ジェイムズ・リー・バークの「ハートウッド」は元テキサスレンジャーにて、現在は弁護士を営むビリー・ボブを主人公にしたシリーズ物で、「シマロン・ローズ」に次ぐ二作目である。ビリー・ボブはテキサスレンジャー時代に友人のL・Q・ナバロを誤って射殺した苦い過去をもち、今なおナバロの幻覚をたびたび経験している。強い正義感をもちながら、深い罪の意識と自らの暴力的な衝動をかかえる主人公ビリー・ボブの物語である。

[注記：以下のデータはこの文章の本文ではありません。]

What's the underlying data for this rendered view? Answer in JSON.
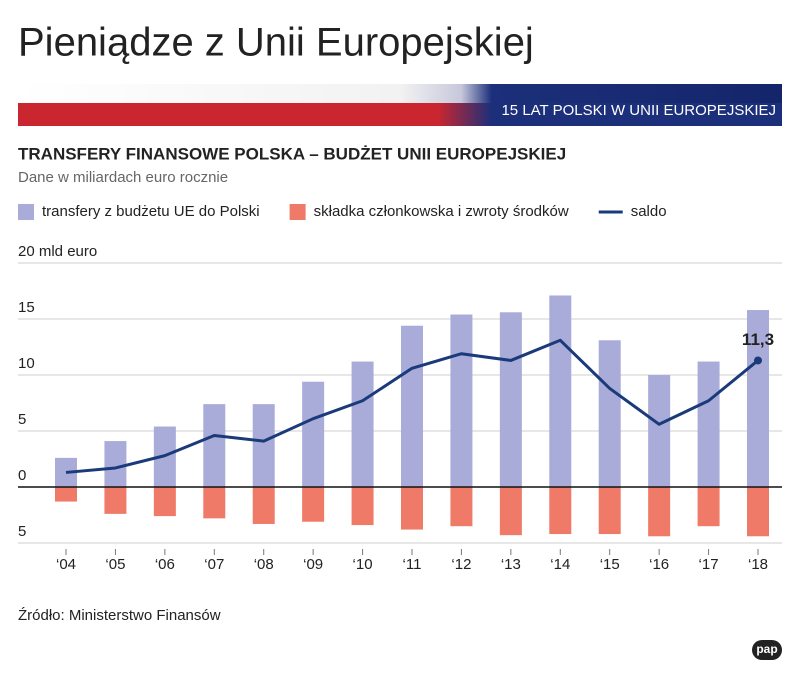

ビリー・ボブにとって忘れることのできない、初めての女ペギー・ジーンが町に戻ってきた。大富豪アール・ディートリッチの妻として。しかし、ディートリッチ家のパーティーで盗難事件が発生し、ビリー・ボブの知り合いの農夫ピケットが容疑者として逮捕される。ピケットの弁護を引き受けたビリー・ボブだったが、ディートリッチの周辺では不可解な事件がたて続けに起こっていた。おまけにディートリッチの息子がからんだ青年たちの対立抗争、ペギー・ジーンの急接近と、ビリー・ボブはいやおうなく事件に深くかかわることになるのだが・・・。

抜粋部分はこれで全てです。